Meus pais teriam gostado daqui caso tivessem sobrevivido. Meus irmãos iriam adorar cada canto e correriam livres.

Mas eles não podem mais, eu os matei, os deixei virarem zumbis e os matei.

Você os matou. Matou todos! A culpa é toda sua!

Aquela voz martelou na minha cabeça deixando-me tonta, sem ter lugar para me apoiar.

E matou os seus amigos e vai matar todos os outros também!

Tudo a minha volta passou a rodar.

— Não! Não! — coloquei a mão sobre o cabelo e fechei os olhos — Não foi minha culpa! Não foi!

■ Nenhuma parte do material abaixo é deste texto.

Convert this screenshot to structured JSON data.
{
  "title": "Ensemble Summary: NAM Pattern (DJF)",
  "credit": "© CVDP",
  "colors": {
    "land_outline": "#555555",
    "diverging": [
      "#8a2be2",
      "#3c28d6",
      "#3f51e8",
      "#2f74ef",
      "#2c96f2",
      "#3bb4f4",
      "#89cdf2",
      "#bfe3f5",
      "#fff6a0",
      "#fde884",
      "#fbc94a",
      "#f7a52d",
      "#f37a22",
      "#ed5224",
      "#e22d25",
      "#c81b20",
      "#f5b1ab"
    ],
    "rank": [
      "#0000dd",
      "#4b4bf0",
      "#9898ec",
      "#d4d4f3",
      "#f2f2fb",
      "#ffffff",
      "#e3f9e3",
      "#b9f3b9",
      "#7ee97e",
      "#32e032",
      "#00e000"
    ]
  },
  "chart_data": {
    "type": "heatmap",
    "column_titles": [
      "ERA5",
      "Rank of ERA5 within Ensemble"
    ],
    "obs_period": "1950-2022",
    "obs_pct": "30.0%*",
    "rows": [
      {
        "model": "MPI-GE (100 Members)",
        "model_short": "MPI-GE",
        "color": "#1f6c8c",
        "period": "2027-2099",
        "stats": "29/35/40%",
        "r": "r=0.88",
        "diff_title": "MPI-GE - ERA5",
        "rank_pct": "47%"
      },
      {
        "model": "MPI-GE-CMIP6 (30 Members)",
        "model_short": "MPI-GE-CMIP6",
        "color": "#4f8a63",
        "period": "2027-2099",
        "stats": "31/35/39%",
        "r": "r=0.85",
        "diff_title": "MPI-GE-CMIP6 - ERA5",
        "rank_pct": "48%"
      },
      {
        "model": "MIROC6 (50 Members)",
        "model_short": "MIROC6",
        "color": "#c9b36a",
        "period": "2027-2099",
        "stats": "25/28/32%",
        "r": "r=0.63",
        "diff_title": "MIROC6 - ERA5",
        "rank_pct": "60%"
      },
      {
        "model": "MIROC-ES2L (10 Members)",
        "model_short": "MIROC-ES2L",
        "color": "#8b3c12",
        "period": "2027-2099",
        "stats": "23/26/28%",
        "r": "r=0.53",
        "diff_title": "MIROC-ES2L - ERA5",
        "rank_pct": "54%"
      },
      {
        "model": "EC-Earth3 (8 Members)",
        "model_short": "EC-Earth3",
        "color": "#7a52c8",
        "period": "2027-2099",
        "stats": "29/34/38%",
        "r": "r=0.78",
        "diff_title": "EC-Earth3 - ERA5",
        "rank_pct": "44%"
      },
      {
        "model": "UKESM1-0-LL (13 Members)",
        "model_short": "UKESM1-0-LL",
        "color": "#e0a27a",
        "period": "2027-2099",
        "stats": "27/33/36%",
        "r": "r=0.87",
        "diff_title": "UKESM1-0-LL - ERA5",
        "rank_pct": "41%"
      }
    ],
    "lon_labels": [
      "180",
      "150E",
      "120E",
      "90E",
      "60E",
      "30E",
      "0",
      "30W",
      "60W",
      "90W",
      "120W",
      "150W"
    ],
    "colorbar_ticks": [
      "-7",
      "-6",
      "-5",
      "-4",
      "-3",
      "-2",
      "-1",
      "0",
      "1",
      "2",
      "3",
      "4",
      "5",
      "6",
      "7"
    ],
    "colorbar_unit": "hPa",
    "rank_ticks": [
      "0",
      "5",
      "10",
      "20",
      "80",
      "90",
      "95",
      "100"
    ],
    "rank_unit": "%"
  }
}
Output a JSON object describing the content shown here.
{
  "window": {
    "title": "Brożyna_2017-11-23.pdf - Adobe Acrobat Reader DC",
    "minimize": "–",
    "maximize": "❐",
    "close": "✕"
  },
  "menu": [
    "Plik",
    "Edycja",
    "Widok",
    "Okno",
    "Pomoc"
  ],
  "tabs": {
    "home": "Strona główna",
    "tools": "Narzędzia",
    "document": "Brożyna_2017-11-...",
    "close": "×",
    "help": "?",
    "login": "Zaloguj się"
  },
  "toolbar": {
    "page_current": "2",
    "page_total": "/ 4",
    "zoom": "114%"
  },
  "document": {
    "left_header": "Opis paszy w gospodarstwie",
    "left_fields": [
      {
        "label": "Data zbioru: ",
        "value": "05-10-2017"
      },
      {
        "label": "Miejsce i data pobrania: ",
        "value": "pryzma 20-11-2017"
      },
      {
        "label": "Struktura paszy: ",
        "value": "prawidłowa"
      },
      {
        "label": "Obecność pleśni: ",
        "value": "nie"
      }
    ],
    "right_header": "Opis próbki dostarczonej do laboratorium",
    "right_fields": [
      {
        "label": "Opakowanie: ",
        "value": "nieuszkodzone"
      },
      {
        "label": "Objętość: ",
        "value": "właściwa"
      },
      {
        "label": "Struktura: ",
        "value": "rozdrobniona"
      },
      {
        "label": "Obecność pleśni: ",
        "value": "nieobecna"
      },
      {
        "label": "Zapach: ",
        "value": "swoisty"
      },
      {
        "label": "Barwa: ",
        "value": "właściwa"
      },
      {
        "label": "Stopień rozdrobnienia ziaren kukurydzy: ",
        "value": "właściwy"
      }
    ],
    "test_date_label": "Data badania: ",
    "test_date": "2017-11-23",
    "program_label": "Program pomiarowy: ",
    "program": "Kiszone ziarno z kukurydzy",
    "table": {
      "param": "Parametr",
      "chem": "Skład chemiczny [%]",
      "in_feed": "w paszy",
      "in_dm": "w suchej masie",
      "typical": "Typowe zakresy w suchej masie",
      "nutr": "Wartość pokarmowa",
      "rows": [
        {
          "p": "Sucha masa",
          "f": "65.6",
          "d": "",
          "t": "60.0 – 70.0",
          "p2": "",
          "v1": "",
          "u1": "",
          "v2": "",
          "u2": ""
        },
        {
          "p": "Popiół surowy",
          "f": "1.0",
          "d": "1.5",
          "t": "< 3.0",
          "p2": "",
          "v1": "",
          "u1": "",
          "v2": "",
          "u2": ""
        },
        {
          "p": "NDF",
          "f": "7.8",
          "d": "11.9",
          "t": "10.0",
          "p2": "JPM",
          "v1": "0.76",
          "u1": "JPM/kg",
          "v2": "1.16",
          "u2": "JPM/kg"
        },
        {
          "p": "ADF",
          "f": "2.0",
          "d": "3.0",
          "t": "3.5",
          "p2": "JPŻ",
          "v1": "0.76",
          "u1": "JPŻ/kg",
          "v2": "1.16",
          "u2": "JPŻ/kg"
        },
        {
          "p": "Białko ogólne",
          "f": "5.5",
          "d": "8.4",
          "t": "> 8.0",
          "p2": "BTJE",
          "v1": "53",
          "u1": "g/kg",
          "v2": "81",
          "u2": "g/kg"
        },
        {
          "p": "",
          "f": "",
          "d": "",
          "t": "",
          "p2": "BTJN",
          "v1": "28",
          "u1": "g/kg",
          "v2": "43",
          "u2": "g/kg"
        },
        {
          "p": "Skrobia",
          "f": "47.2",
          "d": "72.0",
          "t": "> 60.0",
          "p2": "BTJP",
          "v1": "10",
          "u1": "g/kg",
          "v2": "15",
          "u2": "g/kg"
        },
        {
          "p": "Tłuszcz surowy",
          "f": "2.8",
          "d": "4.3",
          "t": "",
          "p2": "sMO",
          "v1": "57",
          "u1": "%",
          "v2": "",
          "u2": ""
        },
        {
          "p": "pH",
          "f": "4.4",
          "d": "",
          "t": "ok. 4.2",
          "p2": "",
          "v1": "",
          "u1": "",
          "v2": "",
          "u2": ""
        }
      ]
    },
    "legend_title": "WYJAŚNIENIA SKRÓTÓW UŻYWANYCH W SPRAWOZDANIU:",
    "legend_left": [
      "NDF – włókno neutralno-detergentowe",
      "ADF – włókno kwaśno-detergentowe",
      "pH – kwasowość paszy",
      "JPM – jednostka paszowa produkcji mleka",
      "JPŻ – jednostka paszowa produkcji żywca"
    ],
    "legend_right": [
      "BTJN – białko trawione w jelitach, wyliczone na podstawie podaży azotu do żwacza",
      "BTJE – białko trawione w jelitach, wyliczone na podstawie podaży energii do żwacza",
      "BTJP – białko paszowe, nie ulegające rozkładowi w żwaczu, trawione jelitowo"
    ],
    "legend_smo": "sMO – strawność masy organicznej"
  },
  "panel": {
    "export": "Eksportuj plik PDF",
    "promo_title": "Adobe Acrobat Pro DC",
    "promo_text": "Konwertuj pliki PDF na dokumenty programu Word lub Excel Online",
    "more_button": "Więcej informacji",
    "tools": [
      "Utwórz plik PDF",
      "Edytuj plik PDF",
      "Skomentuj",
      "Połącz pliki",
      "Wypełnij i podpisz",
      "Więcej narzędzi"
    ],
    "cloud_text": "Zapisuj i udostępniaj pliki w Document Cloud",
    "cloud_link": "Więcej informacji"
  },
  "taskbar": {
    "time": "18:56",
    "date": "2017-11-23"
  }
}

— Alessa? Ei, Alessa! — Carol estava ali, assim como Glenn, Maggie e Abraham.

Já não sabia onde estava.

— O que ela tem?

— Os lábios estão roxos… Faça alguma coisa!

Novamente tudo se apagou.

***

Diferente de antes, acordei com a minha cabeça estourando, mas me encontrava no mesmo quarto.

Fitei ao redor e ainda era dia, mas perdi totalmente a noção do tempo.

— Nem pensar, não se levante. — Maggie deixou uma bandeja sobre a cômoda e correu até mim — Você nos deu um susto.

— O que houve? — perguntei sem me lembrar de nada.

— Você teve uma crise de pânico e desmaiou. Abraham te trouxe para cá, eu e Carol te medicamos.

Maldita seja eu!

— Eu realmente não queria fazê-los ter tanto trabalho assim, perdoe-me.

— A gente não se sente dessa forma, gostamos de ajudar os outros. Você é só mais uma vítima das circunstâncias, assim como todos nós. — Maggie colocou a mão em meu ombro — Vamos estar dispostos em te ajudar até que melhore.

— Eu até me perco no que dizer a vocês, estão fazendo muito por uma estranha.

— Acredite ou não, todos nós fomos estranhos um dia.

Eles eram pessoas ótimas, não deviam estar passando por isso tudo.

— Muito obrigada!

— Não há de quê. — Maggie pegou a bandeja e trouxe até mim. — Coma, vai se sentir melhor.

— O que é isso? — questionei sem entender.

— Seu café da manhã.

— Mas que horas são? — perguntei.

— Nove horas. Você apagou de um dia para o outro.

— Sério? — arregalei os olhos — Deus…

— Rick ficou preocupado. — ela comentou, encostada na parede. — Pensou até em levá-la há algum hospital por perto.

— Fiquem tranquilos, isso acontece às vezes quando penso demais em certos assuntos, que me deixam sob pressão. — mordi a torrada.

— Desmaios?

— Crise de pânico. — respirei fundo — É bem complexo.

— Se quiser conversar…

— Talvez uma outra hora. — disse com paciência.

— Tudo bem. Vou descer, estarei lá embaixo caso precisar.

— Pode deixar.

Maggie deixou o quarto.

Queria muito entender a razão pela qual ainda tenho crises de pânico nessa altura do campeonato.

Decidi deixar o passado que tanto me machucou para trás, foi uma missão que consegui cumprir, mas agora todas as coisas remetem à isso, fazendo com que lembranças horríveis retornassem igual a um vendaval, levando toda a minha sanidade.

Eu mato zumbis! Como cheguei a esse ponto? Estou enfraquecendo e isso é inadmissível!